The team, however, won its fair share of big races over the years, with victories at such major races as Milan-San Remo, Liège-Bastogne-Liège, E3 Saxo Bank Classic, Omloop Het Nieuwsblad, and the Amstel Gold Race, among others.
Yet it was the team’s unprecedented run of seven yellow jerseys in eight years that everyone fixated on.
Investment in youth paying off in the spring classics

The team’s perceived sudden overnight success in the one-days, however, is years in the making.
Team boss Dave Brailsford started recruiting a bunch of young, talented riders over the past few seasons. With former standard-bearers such as Richie Porte and Geraint Thomas easing out of the frame, Brailsford and Co. put money into the future.
It signed such hitters as Pidcock, Sheffield, Ben Turner, Luke Plapp, and Ben Tullett, who took his first pro win at Coppi e Bartali last month.
Also read: Magnus Sheffield quickly applying lessons in rookie season
That investment is quickly paying dividends across the calendar. Ineos Grenadiers already boasts 17 wins on 2022, pushing it among the top-3 among the WorldTour.
Of the team’s winners so far this season, only Michał Kwiatkowski and Elia Viviani are older than 30. The rest of the wins are the fruit from the team’s recruitment efforts, with younger riders stepping up and delivering.
Pidcock, Sheffield, and the rest of the often under-estimated Ineos classics crew are emerging as one of the top teams so far this spring.
What a Team 💪 So happy to see those young Grenadiers take the race by storm. Enjoy the big moment @MagnusSheffield 👏
It turns out that for me Amstel rollercoaster-win and today’s race were too tough to combine.
Hell of the North ahead!
📷 @GettySport pic.twitter.com/OWLYgvS2C6— Michał Kwiatkowski (@kwiato) April 13, 2022
The team won Amstel Gold Race on Sunday with Kwiatkowski, hit second at Tour of Flanders with Dylan van Baarle, and third with Pidcock at Dwars door Vlaanderen.
Add strong support riders from WorldTour rookie Ben Turner, who hit fourth Wednesday behind Sheffield, and Ineos is suddenly a team to contend with.
“It’s really incredible for the team,” said Sheffield, who soloed home to become the first U.S. rider to win Brabantse Pijl. “We’re a really young team. I think today was almost had a U-23 team. We can carry momentum into Sunday at Paris-Roubaix. No way are we the favorites, but we are a young and motivated team for Sunday.”

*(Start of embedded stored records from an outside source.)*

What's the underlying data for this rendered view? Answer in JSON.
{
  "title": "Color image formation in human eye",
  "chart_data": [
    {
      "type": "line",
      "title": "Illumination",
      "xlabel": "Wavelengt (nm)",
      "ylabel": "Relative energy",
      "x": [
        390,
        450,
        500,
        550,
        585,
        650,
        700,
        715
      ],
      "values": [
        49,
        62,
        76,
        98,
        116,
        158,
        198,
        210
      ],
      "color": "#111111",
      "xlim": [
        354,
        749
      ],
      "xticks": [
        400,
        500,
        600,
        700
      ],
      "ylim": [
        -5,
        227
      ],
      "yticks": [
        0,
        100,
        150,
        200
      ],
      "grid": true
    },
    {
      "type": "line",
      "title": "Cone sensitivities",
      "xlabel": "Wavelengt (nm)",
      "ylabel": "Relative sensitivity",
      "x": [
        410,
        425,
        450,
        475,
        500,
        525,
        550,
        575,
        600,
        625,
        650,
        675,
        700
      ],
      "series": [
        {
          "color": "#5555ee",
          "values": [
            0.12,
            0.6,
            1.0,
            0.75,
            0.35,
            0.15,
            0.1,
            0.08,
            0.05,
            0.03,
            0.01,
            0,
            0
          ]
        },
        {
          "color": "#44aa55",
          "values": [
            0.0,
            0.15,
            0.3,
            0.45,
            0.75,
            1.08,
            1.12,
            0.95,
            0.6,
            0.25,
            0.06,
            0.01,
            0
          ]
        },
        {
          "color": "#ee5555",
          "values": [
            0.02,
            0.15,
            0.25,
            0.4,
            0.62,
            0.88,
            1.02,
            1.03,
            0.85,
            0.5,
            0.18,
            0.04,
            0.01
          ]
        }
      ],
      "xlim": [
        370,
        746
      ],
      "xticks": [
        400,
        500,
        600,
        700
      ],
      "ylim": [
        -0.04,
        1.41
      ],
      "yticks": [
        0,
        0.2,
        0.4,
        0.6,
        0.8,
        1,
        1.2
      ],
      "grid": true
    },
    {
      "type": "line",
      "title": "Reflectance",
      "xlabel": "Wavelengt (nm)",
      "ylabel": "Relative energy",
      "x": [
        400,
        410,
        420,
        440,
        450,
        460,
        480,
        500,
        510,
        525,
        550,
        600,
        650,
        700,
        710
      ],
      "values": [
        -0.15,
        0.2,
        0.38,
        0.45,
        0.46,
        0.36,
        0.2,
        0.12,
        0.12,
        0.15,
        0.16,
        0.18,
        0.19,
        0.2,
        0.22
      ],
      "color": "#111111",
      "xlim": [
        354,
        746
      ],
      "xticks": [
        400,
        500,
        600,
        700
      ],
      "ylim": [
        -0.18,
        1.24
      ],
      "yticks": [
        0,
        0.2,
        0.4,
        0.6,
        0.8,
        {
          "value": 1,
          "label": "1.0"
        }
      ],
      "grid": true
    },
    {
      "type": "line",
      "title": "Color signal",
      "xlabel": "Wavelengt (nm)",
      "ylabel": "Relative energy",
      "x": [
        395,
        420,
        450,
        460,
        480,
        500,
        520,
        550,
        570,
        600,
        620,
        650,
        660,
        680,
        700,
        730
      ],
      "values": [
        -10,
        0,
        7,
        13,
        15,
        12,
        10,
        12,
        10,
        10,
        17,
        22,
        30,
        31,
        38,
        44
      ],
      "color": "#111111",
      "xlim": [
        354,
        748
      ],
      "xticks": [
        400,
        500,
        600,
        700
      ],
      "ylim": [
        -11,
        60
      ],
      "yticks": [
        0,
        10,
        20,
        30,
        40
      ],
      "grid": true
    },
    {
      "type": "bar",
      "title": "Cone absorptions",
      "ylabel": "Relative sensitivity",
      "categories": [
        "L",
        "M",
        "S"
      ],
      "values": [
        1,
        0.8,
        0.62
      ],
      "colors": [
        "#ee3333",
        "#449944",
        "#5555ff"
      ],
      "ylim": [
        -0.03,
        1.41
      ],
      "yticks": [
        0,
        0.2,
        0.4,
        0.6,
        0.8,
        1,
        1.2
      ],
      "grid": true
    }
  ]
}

With team captain Egan Bernal still recovering from his horrific training crash in January, and many others on the team being hit by illness and other health issues, the young and the brave are carrying team colors across the bumpy roads of Belgium, northern France, and the Netherlands.
With many of the team’s core riders 25 or younger and with a special focus on the one-day classics, no one can accuse Ineos Grenadiers of being “only” a Tour de France team anymore.